The SpeedFacts.DateId index is alot smaller than if we had a SpeedFacts.Date column that was an actual date type. So the index over those millions of rows is much smaller and thus SQL Server can read through it much faster. Thus narrowing down the number of rows it is interested in the fact table.

The only thing that worries me is depending on patterns of your data, this probably doesn't eliminate the need to perform STIntersects on every single polygon in the RoadSegmentDimension.
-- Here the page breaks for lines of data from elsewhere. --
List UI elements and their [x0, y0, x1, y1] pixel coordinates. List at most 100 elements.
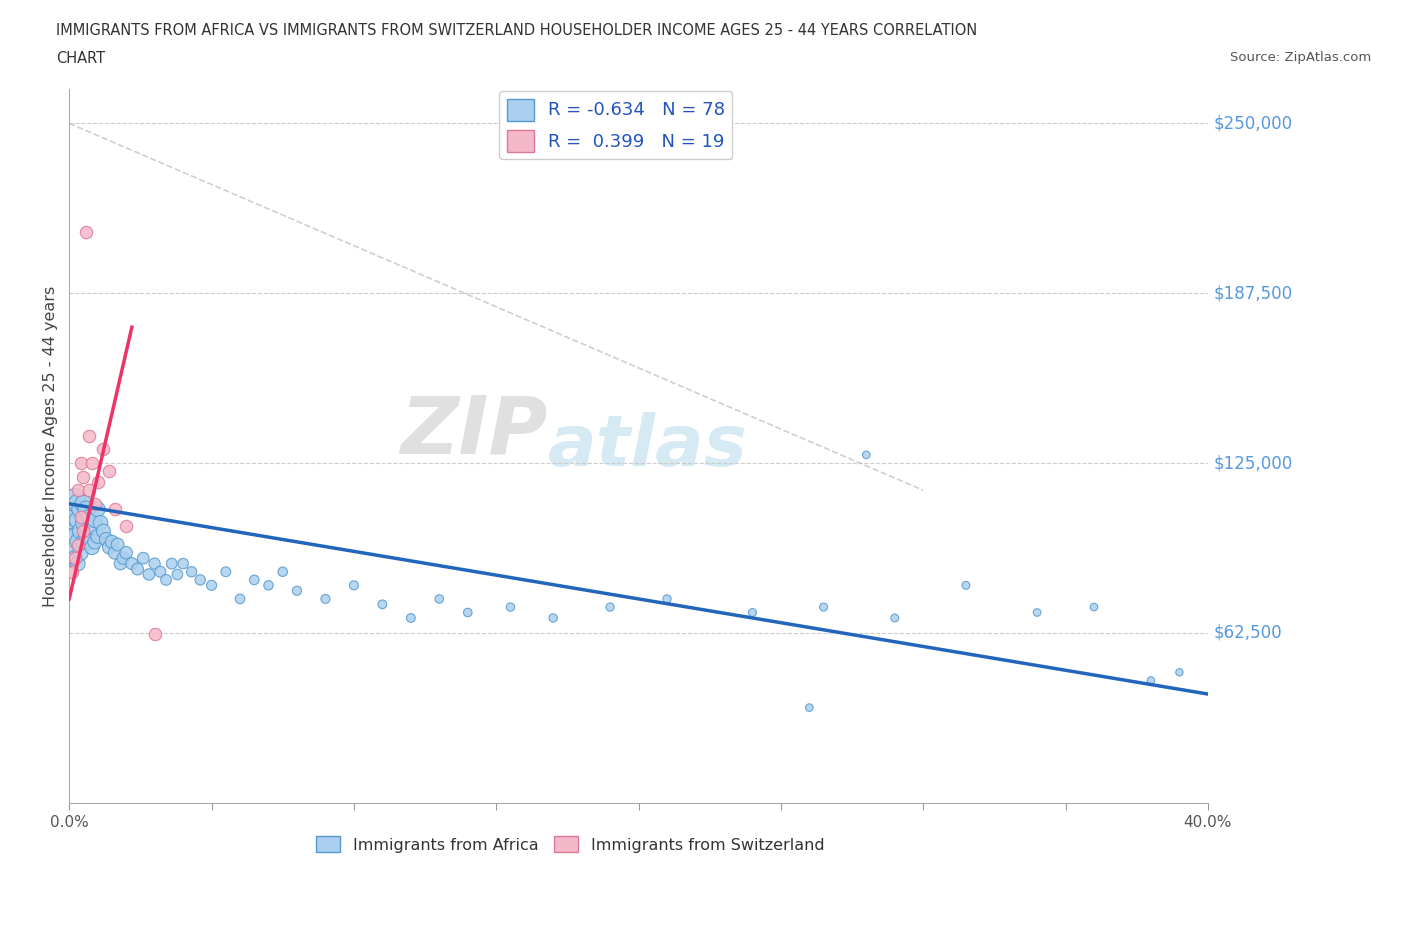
- Point: [69, 456, 91, 471]
- Point: [80, 518, 103, 533]
- Text: $250,000: $250,000: [1213, 114, 1292, 132]
- Point: [69, 524, 91, 538]
- Point: [180, 565, 202, 579]
- Text: ZIP: ZIP: [401, 392, 547, 471]
- Point: [66, 556, 89, 571]
- Point: [541, 610, 564, 625]
- Point: [314, 591, 336, 606]
- Point: [101, 535, 124, 550]
- Point: [855, 447, 877, 462]
- Point: [77, 510, 100, 525]
- Point: [399, 610, 422, 625]
- Point: [66, 538, 89, 552]
- Point: [86, 529, 108, 544]
- Point: [60, 502, 83, 517]
- Point: [75, 225, 97, 240]
- Point: [66, 535, 89, 550]
- Point: [127, 562, 149, 577]
- Point: [60, 529, 83, 544]
- Point: [143, 627, 166, 642]
- Point: [72, 524, 94, 538]
- Point: [427, 591, 450, 606]
- Point: [110, 556, 132, 571]
- Text: Source: ZipAtlas.com: Source: ZipAtlas.com: [1230, 51, 1371, 64]
- Point: [60, 553, 83, 568]
- Point: [229, 591, 252, 606]
- Point: [72, 515, 94, 530]
- Point: [90, 515, 112, 530]
- Point: [96, 532, 118, 547]
- Point: [60, 518, 83, 533]
- Text: atlas: atlas: [547, 412, 747, 481]
- Point: [60, 565, 83, 579]
- Point: [1083, 600, 1105, 615]
- Point: [243, 573, 266, 588]
- Point: [499, 600, 522, 615]
- Point: [66, 497, 89, 512]
- Point: [166, 567, 188, 582]
- Point: [80, 456, 103, 471]
- Point: [98, 464, 121, 479]
- Point: [599, 600, 621, 615]
- Y-axis label: Householder Income Ages 25 - 44 years: Householder Income Ages 25 - 44 years: [44, 286, 58, 606]
- Point: [98, 539, 121, 554]
- Point: [72, 535, 94, 550]
- Point: [80, 539, 103, 554]
- Point: [93, 442, 115, 457]
- Point: [63, 529, 86, 544]
- Point: [257, 578, 280, 592]
- Point: [77, 535, 100, 550]
- Point: [93, 524, 115, 538]
- Point: [63, 551, 86, 565]
- Point: [72, 470, 94, 485]
- Point: [104, 502, 127, 517]
- Point: [86, 502, 108, 517]
- Text: $62,500: $62,500: [1213, 624, 1282, 642]
- Point: [160, 556, 183, 571]
- Point: [83, 512, 105, 527]
- Point: [75, 529, 97, 544]
- Point: [83, 535, 105, 550]
- Point: [813, 600, 835, 615]
- Point: [104, 545, 127, 560]
- Point: [285, 583, 308, 598]
- Point: [63, 551, 86, 565]
- Point: [75, 502, 97, 517]
- Point: [1026, 605, 1049, 620]
- Point: [883, 610, 905, 625]
- Text: CHART: CHART: [56, 51, 105, 66]
- Point: [107, 538, 129, 552]
- Point: [149, 565, 172, 579]
- Point: [955, 578, 977, 592]
- Point: [83, 497, 105, 512]
- Point: [1140, 673, 1163, 688]
- Point: [63, 491, 86, 506]
- Text: $187,500: $187,500: [1213, 285, 1292, 302]
- Point: [115, 545, 138, 560]
- Point: [172, 556, 194, 571]
- Point: [63, 510, 86, 525]
- Point: [457, 605, 479, 620]
- Point: [69, 510, 91, 525]
- Point: [1168, 665, 1191, 680]
- Point: [69, 545, 91, 560]
- Text: $125,000: $125,000: [1213, 454, 1294, 472]
- Point: [271, 565, 294, 579]
- Point: [200, 578, 222, 592]
- Point: [60, 539, 83, 554]
- Point: [112, 551, 135, 565]
- Point: [66, 512, 89, 527]
- Point: [343, 578, 366, 592]
- Point: [77, 429, 100, 444]
- Legend: Immigrants from Africa, Immigrants from Switzerland: Immigrants from Africa, Immigrants from …: [309, 830, 831, 859]
- Point: [86, 474, 108, 489]
- Point: [215, 565, 238, 579]
- Point: [132, 551, 155, 565]
- Point: [66, 483, 89, 498]
- Point: [155, 573, 177, 588]
- Point: [655, 591, 678, 606]
- Point: [188, 573, 211, 588]
- Text: IMMIGRANTS FROM AFRICA VS IMMIGRANTS FROM SWITZERLAND HOUSEHOLDER INCOME AGES 25: IMMIGRANTS FROM AFRICA VS IMMIGRANTS FRO…: [56, 23, 977, 38]
- Point: [115, 518, 138, 533]
- Point: [77, 483, 100, 498]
If you have sparse speed measurements, where alot of segments don't have any readings for certain timeframes, then it's possible the third step of joining to RoadSegementDimension will eliminate alot of polygons and then applying the StIntersects will only be necesary on the remaining polygons.

Regardless, the hope is it can narrow down the number of fact rows very efficiently before performing the spatial comparison.

Either way I think you will see significant performance with this kind of structure over more traditional structures, and would bet the performance gain is greater than any difference between the engines.

I don't know alot about MongoDB, but I've used other flavors of NoSQL/document/json databases, and I'm not really sure that kind of engine really lends itself well to this type of analysis.

0
chaotic3quilibrium On

If you end up wanting to explore the Geohash route more deeply, here's a more fleshed-out implementation of Geohash related functions for TSQL in which you might be interested.

As to the debate between the performance of R-Tree Indexes versus Integer-based Geohashes, I have different experiences related to big data scenarios. The trade-off is the same as in software engineering between using index Arrays, HashTables, and Trees. Each has use cases in which they are superior to the other two. The same holds for R-Tree Indexes versus Geohash clustering.